The pink was an accident.

xoxo (CW) Alex

Exquisite Corpse: Scout
By: Alex
Posted Monday, Aug 5th 2013 @ 18:44

So, a little update on Galapagos for starters. We're nearing the end of beta and the whole thing looks stable and set. I have a little bit of artwork to upload and a couple of minor tweaks to the rules, but all in all I think we're nearing release time. If you still want it on the cheap, I'd say order up pronto.

Now, it turns out this little game we've been playing at the art table was invented by surrealists and has a sweet name: Exquisite Corpse. The game, in which artists pass work around the table culminating in a single collaborative artwork, was played by the likes of Andre Breton and Marcel Duchamp in its heyday. I'm particularly inspired by two aspects of the exercise: the willingness to let go, and the complete trust in your contemporaries.
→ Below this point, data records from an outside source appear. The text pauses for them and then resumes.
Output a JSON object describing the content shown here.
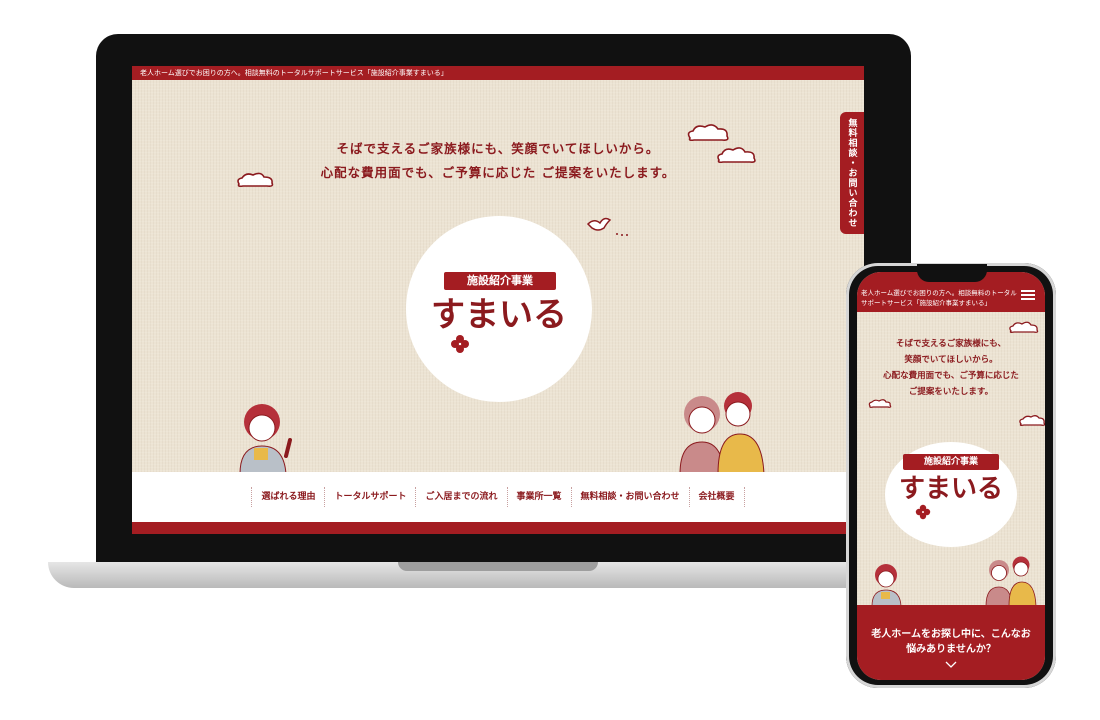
{
  "desktop": {
    "header_text": "老人ホーム選びでお困りの方へ。相談無料のトータルサポートサービス「施設紹介事業すまいる」",
    "tagline_line1": "そばで支えるご家族様にも、笑顔でいてほしいから。",
    "tagline_line2": "心配な費用面でも、ご予算に応じた ご提案をいたします。",
    "side_tab_label": "無料相談・お問い合わせ",
    "logo_ribbon": "施設紹介事業",
    "logo_main": "すまいる",
    "nav_items": [
      "選ばれる理由",
      "トータルサポート",
      "ご入居までの流れ",
      "事業所一覧",
      "無料相談・お問い合わせ",
      "会社概要"
    ]
  },
  "mobile": {
    "header_text": "老人ホーム選びでお困りの方へ。相談無料のトータルサポートサービス「施設紹介事業すまいる」",
    "tagline_lines": [
      "そばで支えるご家族様にも、",
      "笑顔でいてほしいから。",
      "心配な費用面でも、ご予算に応じた",
      "ご提案をいたします。"
    ],
    "logo_ribbon": "施設紹介事業",
    "logo_main": "すまいる",
    "banner_lines": [
      "老人ホームをお探し中に、こんなお",
      "悩みありませんか？"
    ]
  },
  "colors": {
    "accent": "#a41d22",
    "text": "#8b1a1e",
    "background": "#ece3d3",
    "hair_red": "#b5303a",
    "shirt_yellow": "#e8b94a",
    "shirt_gray": "#b9c0c8",
    "pink": "#c98a8a"
  },
  "icons": [
    "cloud-icon",
    "bird-icon",
    "clover-icon",
    "hamburger-menu-icon",
    "chevron-down-icon"
  ]
}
I've decided to experiment in the game while producing artwork for two of our upcoming projects: Scout and Prologues. At my first table session back from residency, I drummed up a concept for Andy, the protagonist in Scout. It went from meh to marvelous in no time, and my Art Rangers jumped on it. Here's the initial sketch from my first pass:

Wilson and Holly did some micro-passes in between, working diligently like... um, like some sort of hard-working, diligent species might. A little ink, a little color, a little junk food, and voila. A new challenger has entered the ring.


Update: After the awesome electronic pass made by my art ranger cohorts, I have thrown in a few finishing touches: mainly a lovely logo for the game. Collaborative powers activate! Form of: Poster!